Pembukaan Munas-Konbes NU, Penyandang Disabilitas Baca Al-Quran dan Shalawat Badar

Sebagaimana diketahui, Ustadz Ilhamudin adalah juara ketiga MTQ Nasional 2012. Ia dilahirkan di Lombok Tengah.

Ustadz Ilhamudin setelah membaca ayat Al-Quran mengajak para hadirin untuk bersama-sama membaca Shalawat Badar.

"Pembukaan acara kita menghadirkan qari tunanetra. Ini menunjukkan bahwa NU memang care dengan penyandang disabilitas, sejalan dengan pembahasan masalah disabilitas di forum Bahtsul Masail Munas Alim Ulama NU 2017 di Pesantren Darul Falah Lombok," kata panitia Munas-Konbes NU 2017 dalam jumpa pers, Kamis (23/11) pagi.

Hari Santri 2019

Menurut Robikin, penyandang disabilitas adalah juga karunia Allah. Disabilitas bukan keterbatasan. Penyandang disabilitas dapat menggali potensi diri dan dapat kesempatan yang sama dalam meraih prestasi.
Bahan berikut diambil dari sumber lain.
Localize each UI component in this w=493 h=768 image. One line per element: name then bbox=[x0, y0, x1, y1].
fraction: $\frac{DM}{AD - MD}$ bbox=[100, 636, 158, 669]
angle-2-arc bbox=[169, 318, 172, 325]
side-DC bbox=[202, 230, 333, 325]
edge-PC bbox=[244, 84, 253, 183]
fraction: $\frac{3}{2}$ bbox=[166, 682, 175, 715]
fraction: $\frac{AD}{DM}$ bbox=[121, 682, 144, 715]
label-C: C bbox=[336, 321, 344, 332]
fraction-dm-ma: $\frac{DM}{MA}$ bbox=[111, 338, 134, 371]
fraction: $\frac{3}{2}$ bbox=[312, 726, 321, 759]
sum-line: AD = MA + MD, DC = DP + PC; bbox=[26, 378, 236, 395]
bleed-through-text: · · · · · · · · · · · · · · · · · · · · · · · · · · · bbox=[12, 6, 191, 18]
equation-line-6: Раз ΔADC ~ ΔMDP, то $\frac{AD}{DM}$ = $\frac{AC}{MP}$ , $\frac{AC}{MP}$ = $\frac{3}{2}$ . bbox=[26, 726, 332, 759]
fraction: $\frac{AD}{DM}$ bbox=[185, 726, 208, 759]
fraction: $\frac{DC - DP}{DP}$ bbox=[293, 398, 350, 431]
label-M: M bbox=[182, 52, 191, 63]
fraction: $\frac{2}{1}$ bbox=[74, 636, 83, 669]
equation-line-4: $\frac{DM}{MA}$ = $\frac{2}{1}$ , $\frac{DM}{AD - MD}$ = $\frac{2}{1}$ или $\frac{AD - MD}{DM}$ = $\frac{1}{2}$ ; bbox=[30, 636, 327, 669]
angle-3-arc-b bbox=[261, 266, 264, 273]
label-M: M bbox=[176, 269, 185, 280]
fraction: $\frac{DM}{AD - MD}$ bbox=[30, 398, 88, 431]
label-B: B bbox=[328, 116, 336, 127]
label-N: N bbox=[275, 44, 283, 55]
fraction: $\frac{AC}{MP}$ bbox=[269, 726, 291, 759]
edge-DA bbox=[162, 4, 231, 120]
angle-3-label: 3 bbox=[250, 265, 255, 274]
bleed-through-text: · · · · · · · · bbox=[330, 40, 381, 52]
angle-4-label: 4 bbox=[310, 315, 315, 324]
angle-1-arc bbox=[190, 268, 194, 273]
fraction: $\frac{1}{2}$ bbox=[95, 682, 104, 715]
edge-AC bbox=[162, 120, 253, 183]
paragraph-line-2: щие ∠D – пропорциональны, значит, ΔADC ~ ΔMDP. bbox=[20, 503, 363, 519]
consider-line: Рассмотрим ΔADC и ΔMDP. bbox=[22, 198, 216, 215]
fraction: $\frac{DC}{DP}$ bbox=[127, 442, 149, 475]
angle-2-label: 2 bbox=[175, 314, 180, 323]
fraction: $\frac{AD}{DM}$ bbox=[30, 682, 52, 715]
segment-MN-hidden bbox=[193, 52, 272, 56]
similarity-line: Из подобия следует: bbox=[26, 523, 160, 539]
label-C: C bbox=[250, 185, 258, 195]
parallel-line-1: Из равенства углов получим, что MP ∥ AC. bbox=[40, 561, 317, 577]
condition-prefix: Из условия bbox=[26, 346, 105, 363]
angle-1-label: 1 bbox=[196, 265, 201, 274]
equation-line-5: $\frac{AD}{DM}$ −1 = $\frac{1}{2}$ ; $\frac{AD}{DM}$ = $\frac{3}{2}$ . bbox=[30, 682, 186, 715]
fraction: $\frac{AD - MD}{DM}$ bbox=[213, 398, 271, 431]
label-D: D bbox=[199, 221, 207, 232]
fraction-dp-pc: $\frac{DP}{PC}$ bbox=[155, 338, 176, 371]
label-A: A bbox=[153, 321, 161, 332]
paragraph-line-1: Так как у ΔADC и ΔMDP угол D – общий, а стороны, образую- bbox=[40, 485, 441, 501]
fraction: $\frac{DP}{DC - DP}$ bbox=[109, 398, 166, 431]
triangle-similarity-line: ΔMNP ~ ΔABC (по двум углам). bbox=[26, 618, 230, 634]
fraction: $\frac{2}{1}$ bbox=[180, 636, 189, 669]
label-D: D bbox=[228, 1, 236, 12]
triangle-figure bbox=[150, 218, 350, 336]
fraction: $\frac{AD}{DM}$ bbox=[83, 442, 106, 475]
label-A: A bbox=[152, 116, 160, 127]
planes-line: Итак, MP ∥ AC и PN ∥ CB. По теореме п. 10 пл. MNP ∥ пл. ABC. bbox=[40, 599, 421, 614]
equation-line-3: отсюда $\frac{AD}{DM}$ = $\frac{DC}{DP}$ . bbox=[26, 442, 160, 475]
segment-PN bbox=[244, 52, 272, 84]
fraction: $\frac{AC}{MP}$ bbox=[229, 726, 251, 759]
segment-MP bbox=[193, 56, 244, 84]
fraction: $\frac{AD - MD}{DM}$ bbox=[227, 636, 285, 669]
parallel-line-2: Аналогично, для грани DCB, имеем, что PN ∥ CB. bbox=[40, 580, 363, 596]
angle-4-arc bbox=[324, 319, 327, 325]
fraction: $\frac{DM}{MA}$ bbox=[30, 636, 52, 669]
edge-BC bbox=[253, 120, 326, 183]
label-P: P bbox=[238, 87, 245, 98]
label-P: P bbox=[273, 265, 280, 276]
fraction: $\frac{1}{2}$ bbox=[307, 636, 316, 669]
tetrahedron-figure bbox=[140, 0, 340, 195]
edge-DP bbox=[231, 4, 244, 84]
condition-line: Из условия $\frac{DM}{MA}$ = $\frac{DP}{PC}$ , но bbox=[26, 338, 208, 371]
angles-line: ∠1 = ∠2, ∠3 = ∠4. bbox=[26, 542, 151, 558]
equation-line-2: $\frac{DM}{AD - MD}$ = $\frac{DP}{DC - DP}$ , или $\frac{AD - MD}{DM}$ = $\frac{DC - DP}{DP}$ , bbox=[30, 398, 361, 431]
Masalah disabilitas ini diangkat sebagai salah satu pembahasan di forum Munas NU 2017 dalam sidang Komisi Bahtsul Masail Diniyah al-Maudhuiyah. Masalah ini akan dibahas secara serius terutama terkait fasilitas peribadatan bagi penyandang disabilitas. (Alhafiz K)

Dari Nu Online: nu.or.id

Hari Santri 2019

Hari Santri 2019 Tegal, Anti Hoax Hari Santri 2019

Kamis, 25 Januari 2018

Guru Pun Dilatih Cara Gosok Gigi yang Benar

Banyumas, Hari Santri 2019. Sekolah merupakan tempat strategis dalam mengenalkan dan menanamkan pola hidup bersih kepada anak. Guru berperan signifikan dalam menciptakan kebiasaan positif tersebut kepada peserta didiknya untuk disebarluaskan di lingkungan keluarga.

Cara pandang ini menjadi dasar Lembaga Pendidikan Maarif NU Jawa Tengah menggelar Workshop Healthy Living di Hotel Queen Garden dan Moroseneng kawasan wisata Baturaden Banyumas, Jawa Tengah. Sejak Ahad sampai Selasa (5/11), sebanyak 85 guru MI dan MTs di bawah LP Maarif NU se-Kabupaten Banyumas dan Cilacap mengikuti pelatihan hidup bersih ini.

Guru Pun Dilatih Cara Gosok Gigi yang Benar (Sumber Gambar : Nu Online)
Guru Pun Dilatih Cara Gosok Gigi yang Benar (Sumber Gambar : Nu Online)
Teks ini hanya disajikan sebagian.